FDA (2010) has since informed GlaxoSmithKline (GSK), the manufacturers of rosiglitazone, that the post-marketing TIDE has been placed on partial clinical hold. Yusef’s plea to respect prospective controlled trials over uncontrolled retrospective studies goes some way to explaining why, in the case of the FDA subcommittee, 33 members of the joint advisory committee met for 20 hours over 2 days before agreeing that the drug posed significant CV risk. Twelve voted that it should be removed from the market, 10 voted for much stricter control over prescriptions, seven voted for further warnings, three believed no changes were necessary, and one abstained.
What does this mean?
First, there is no direct evidence that rosiglitazone prevents vascular events in people with diabetes. Second, emerging evidence suggests that rosiglitazone is less safe than pioglitazone. Third, a consensus document from the American Diabetes Association and EASD had already advised caution about the use of rosiglitazone (Nathan et al, 2009).
Those responsible for prescribing rosiglitazone in primary care will have moved quickly in the past 2 weeks – first to contact people taking rosiglitazone to reassure them, and then use the opportunity to review their medication and make appropriate switches and additions to it as needed. The Primary Care Diabetes Society has published guidance on this, available at: www.pcdsociety.org/statements. It would appear from prescribing trends that rosiglitazone was not being initiated de novo, although many people with diabetes have remained on the product and are presumably responding satisfactorily to it.
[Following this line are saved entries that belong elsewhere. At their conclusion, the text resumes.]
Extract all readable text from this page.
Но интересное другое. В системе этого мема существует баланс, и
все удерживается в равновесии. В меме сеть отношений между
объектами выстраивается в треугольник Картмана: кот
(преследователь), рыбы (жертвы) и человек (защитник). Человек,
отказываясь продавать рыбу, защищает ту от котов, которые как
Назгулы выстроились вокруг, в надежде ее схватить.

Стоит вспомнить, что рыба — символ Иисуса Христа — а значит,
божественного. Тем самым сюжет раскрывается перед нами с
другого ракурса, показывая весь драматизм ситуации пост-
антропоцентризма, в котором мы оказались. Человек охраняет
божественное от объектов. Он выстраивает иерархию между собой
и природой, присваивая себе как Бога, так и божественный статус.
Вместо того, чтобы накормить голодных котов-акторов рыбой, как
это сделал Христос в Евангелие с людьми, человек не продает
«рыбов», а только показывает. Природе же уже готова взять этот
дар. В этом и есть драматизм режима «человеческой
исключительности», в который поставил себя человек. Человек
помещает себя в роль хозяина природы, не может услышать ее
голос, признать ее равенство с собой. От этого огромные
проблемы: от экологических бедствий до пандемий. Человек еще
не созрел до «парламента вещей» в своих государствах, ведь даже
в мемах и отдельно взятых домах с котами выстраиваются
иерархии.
GSK has withdrawn marketing of rosiglitazone and are expected to record a £1.57 billion ($2.4 billion) charge in the second quarter to settle legal cases, including claims arising from the use of rosiglitazone (Kelley, 2010). However, it is worth noting that both TZDs were nearing the end of their drug patents, and as pioglitazone becomes available as a generic agent over the next 12 months, its acquisition costs will fall. Prescribing advisors will favour pioglitazone as a third-line agent over the more expensive emerging agents, such as dipeptidyl peptidase-4 inhibitors and glucagon-like peptide-1 receptor agonists, especially as neither of these drug classes have long-term safety data.
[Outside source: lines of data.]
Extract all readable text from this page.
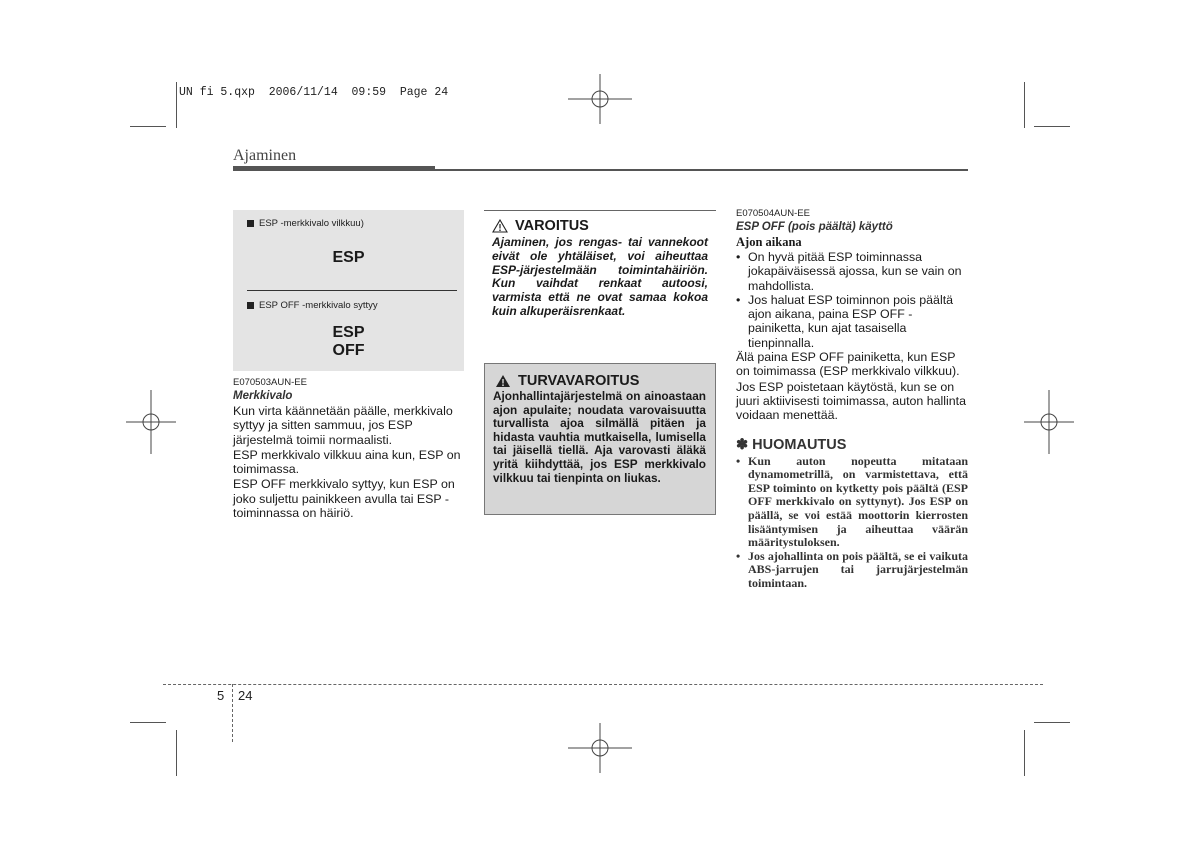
UN fi 5.qxp  2006/11/14  09:59  Page 24
Ajaminen
ESP -merkkivalo vilkkuu)
ESP
ESP OFF -merkkivalo syttyy
ESP
OFF
E070503AUN-EE
Merkkivalo

Kun virta käännetään päälle, merkkivalo syttyy ja sitten sammuu, jos ESP järjestelmä toimii normaalisti.

ESP merkkivalo vilkkuu aina kun, ESP on toimimassa.

ESP OFF merkkivalo syttyy, kun ESP on joko suljettu painikkeen avulla tai ESP - toiminnassa on häiriö.

VAROITUS
Ajaminen, jos rengas- tai vannekoot eivät ole yhtäläiset, voi aiheuttaa ESP-järjestelmään toimintahäiriön. Kun vaihdat renkaat autoosi, varmista että ne ovat samaa kokoa kuin alkuperäisrenkaat.
TURVAVAROITUS
Ajonhallintajärjestelmä on ainoastaan ajon apulaite; noudata varovaisuutta turvallista ajoa silmällä pitäen ja hidasta vauhtia mutkaisella, lumisella tai jäisellä tiellä. Aja varovasti äläkä yritä kiihdyttää, jos ESP merkkivalo vilkkuu tai tienpinta on liukas.
E070504AUN-EE
ESP OFF (pois päältä) käyttö
Ajon aikana
• On hyvä pitää ESP toiminnassa jokapäiväisessä ajossa, kun se vain on mahdollista.
• Jos haluat ESP toiminnon pois päältä ajon aikana, paina ESP OFF -painiketta, kun ajat tasaisella tienpinnalla.

Älä paina ESP OFF painiketta, kun ESP on toimimassa (ESP merkkivalo vilkkuu).

Jos ESP poistetaan käytöstä, kun se on juuri aktiivisesti toimimassa, auton hallinta voidaan menettää.

✽ HUOMAUTUS
• Kun auton nopeutta mitataan dynamometrillä, on varmistettava, että ESP toiminto on kytketty pois päältä (ESP OFF merkkivalo on syttynyt). Jos ESP on päällä, se voi estää moottorin kierrosten lisääntymisen ja aiheuttaa väärän määritystuloksen.
• Jos ajohallinta on pois päältä, se ei vaikuta ABS-jarrujen tai jarrujärjestelmän toimintaan.
5 24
Rosiglitazone emerged at a time when there were few effective agents available to primary care diabetes teams, and it was welcomed as a novel agent. However, its effect was judged on its ability to lower HbA1c and surrogate CV outcomes rather than patient-related outcomes. We should be demanding much more robust proof of CV safety before new drugs for type 2 diabetes are licensed. This is particularly the case where CV outcomes are more important than rigorous HbA1c reductions.
Those of us working in primary care consider ourselves to be patient advocates and, as such, we should be recommending drugs for them that not only reduce the complications arising from the increased glycaemia associated with diabetes but also drugs that are safe and effective long-term.